VF upgraded its profit projections for 2010 yesterday, predicting earnings per share of $6.10, better than the previous guidance of $5.90. This means that VF would stand to book net profit of $683 million in 2010, compared with $603 million in 2008 and $574 million in 2009.
Group sales are expected to increase by 4 to 5 percent in dollars for the full year, and by 5 to 6 percent in local currencies – 1 percentage point higher than previously anticipated. This would imply getting close to the record level of $7.63 billion achieved in 2008, after a sales increase of about 7 percent in constant currencies in the second half of 2010.
The improved forecast is due to the fact that the group’s consolidated results for the second quarter were better than expected. Total revenues grew by 7 percent in the quarter to $1.59 billion, with increases in each segment, and net income went up by 47 percent to $110.8 million. Sales outside the U.S. rose by 3 percent in dollars and by 6 percent in constant currencies. For the full first half of the year, VF had a 55 percent increase in net income to $274.4 million on 4 percent higher sales of $3.34 billion.
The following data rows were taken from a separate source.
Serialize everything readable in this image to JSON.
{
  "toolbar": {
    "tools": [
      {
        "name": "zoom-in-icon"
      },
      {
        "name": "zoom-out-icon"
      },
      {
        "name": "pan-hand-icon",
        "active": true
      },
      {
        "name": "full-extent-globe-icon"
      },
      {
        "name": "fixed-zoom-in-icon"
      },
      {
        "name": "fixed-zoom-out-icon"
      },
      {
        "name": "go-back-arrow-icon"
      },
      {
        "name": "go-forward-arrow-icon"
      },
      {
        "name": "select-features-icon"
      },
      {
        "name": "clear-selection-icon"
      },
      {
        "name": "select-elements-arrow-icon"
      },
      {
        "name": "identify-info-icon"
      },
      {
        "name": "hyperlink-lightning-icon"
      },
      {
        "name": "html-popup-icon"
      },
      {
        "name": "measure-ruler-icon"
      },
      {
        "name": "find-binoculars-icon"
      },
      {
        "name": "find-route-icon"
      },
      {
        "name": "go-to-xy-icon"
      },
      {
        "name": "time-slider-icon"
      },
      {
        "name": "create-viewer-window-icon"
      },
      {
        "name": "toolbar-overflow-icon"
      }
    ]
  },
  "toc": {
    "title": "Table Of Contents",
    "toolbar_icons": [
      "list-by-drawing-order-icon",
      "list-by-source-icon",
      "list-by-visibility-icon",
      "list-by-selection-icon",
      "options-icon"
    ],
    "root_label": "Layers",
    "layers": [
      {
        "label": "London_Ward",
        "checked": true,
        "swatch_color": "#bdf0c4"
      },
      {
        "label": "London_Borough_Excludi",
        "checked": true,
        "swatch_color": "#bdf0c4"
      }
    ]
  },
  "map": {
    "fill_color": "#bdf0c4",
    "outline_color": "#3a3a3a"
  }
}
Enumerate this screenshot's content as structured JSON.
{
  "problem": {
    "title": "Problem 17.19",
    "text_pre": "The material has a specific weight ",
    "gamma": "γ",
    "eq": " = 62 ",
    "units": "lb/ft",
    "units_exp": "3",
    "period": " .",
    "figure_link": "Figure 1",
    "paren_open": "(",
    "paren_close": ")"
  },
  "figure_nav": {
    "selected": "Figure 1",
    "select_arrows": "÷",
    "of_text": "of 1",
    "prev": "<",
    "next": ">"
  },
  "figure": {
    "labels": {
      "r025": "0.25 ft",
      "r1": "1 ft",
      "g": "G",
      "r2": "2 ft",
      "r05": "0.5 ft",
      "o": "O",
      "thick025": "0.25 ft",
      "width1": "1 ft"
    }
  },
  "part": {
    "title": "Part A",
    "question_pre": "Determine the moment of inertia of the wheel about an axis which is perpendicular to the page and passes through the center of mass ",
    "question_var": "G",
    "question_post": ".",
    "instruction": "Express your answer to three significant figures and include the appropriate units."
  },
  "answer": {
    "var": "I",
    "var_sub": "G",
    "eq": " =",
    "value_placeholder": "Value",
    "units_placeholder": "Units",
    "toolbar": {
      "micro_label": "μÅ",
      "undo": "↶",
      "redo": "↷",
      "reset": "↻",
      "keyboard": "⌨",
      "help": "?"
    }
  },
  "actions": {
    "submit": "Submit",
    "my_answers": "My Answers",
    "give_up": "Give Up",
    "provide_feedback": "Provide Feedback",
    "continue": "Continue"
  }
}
The group continued to generate strong cash flow and used part of it to repurchase some of its own shares. The management indicated that it would rather use it for new major acquisitions, particularly in the outdoor and action sports sector, but it has been unable to find the right opportunity at an acceptable price. The management reiterated that VF would have no problem financing an acquisition of up to $1 billion.
Meanwhile, TNF is conducting consumer surveys to guide it in the development of new and innovative products that will help to keep the momentum, and possibly to justify higher prices.
TNF has won 25 product awards in the recent past. Included are three of the 47 awards assigned by a European jury at the OutDoor show in Friedrichshafen last week. They went to TNF’s super-compressible “Verto” jacket, its “Triumph” anorak and its “Hydroshock SE” travel shoe.